Zur Information für die Boxsport-Fans im Hochtaunuskreis: Das Halbfinale und die Endkämpfe der Hessenmeisterschaften werden am 6. und 7. Oktober in der Sporthalle „Am Ried“ in der Philosophenstraße in Gießen ausgerichtet. Beginn ist am Samstag um 17 Uhr und am Sonntag um 14 Uhr.

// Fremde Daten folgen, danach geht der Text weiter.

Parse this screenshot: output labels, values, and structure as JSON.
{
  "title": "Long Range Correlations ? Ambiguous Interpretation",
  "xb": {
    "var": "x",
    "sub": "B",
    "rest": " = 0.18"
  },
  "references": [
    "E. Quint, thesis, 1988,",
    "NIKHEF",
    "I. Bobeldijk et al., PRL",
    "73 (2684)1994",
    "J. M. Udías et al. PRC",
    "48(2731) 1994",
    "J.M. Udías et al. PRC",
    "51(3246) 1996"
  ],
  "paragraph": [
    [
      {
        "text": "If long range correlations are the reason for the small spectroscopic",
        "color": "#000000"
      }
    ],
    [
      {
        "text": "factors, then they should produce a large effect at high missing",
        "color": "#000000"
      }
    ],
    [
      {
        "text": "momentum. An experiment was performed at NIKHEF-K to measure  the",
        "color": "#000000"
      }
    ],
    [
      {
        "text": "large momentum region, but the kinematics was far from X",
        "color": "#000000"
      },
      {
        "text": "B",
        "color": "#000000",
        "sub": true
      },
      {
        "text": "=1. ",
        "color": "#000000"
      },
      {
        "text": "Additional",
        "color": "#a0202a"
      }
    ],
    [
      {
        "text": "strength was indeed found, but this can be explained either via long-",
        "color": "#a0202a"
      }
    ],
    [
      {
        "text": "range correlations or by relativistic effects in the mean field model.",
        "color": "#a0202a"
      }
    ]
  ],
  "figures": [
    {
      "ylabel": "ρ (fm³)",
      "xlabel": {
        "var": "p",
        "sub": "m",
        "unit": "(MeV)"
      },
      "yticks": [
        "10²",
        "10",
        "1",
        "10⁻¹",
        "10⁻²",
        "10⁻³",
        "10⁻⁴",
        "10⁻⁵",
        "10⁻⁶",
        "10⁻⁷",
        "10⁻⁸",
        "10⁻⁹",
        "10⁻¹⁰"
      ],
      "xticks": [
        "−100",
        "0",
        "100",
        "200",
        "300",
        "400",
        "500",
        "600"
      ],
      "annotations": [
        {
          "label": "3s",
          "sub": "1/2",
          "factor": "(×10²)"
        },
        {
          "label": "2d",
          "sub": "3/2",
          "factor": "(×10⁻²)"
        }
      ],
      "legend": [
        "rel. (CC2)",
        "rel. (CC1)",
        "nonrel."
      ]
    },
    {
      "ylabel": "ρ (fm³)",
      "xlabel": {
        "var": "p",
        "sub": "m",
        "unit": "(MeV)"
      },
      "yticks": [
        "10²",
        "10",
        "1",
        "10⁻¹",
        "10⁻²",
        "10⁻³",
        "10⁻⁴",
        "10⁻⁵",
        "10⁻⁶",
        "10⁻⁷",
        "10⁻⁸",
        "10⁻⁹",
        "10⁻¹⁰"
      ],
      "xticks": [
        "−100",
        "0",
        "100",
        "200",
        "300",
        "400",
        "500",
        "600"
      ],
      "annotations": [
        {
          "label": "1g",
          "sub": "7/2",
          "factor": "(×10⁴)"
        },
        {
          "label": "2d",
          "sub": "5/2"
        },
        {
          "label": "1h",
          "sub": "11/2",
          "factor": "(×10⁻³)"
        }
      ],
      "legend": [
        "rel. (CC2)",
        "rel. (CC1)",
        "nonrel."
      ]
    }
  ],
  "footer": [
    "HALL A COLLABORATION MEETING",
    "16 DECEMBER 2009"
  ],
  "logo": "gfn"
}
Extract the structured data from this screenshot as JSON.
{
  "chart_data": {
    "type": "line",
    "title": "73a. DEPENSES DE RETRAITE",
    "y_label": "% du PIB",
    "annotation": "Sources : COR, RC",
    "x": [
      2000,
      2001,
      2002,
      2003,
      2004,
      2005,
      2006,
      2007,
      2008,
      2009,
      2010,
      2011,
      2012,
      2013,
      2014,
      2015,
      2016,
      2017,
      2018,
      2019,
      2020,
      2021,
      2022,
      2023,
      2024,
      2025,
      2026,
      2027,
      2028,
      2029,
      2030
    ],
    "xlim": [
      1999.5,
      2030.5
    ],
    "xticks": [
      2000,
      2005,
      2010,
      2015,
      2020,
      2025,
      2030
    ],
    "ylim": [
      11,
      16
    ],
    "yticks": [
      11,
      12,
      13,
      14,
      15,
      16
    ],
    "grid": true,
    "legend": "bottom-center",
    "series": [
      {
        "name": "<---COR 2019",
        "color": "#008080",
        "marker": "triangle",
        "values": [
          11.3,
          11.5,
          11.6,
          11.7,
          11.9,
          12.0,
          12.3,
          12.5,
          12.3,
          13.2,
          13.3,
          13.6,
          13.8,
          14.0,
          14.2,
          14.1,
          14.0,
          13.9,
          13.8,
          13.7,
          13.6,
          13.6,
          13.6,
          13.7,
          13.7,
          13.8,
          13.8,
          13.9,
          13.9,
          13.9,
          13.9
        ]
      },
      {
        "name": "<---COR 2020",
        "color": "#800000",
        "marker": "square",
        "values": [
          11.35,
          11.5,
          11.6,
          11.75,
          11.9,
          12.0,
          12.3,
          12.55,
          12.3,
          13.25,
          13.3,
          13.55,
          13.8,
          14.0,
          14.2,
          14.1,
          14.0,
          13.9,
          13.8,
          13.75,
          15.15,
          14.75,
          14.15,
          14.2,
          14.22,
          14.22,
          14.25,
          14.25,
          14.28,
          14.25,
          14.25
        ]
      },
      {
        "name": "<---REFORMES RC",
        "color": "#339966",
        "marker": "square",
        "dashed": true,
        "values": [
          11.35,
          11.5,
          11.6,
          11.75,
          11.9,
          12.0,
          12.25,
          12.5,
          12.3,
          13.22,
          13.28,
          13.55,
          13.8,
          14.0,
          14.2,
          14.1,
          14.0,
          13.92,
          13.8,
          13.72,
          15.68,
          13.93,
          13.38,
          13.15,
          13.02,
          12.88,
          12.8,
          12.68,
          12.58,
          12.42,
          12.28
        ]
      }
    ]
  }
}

Doch zurück zum ABX Oberursel. Das letzte große Talent, dass der Verein hervorbrachte, ist Bedirhan Arslan. Nach Angaben von Trainer Rausch ist der 18-Jährige, der an Deutschen Jugend-Meisterschaften teilgenommen hat, weiterhin im Training. Jedoch habe die Ausbildung des Mittelgewichtlers jetzt erst einmal Vorrang.

Einen der größten Erfolg für den ABC Oberursel hatte im Jahr 2015 Ali Kiydin mit dem Gewinn der deutschen Meisterschaft im Superschwergewicht geschafft. Der mittlerweile 27-Jährige hat sich schon länger vom Verein gelöst und seinen Traum vom Profiboxen verwirklicht. Seine acht Kämpfe seit März 2017 hat Kiydin alle gewonnen. Zuletzt siegte er beim Challenge-Cup in Frankfurt gegen den 26-jährigen Polen Patryk Kowoll durch technischen K. o.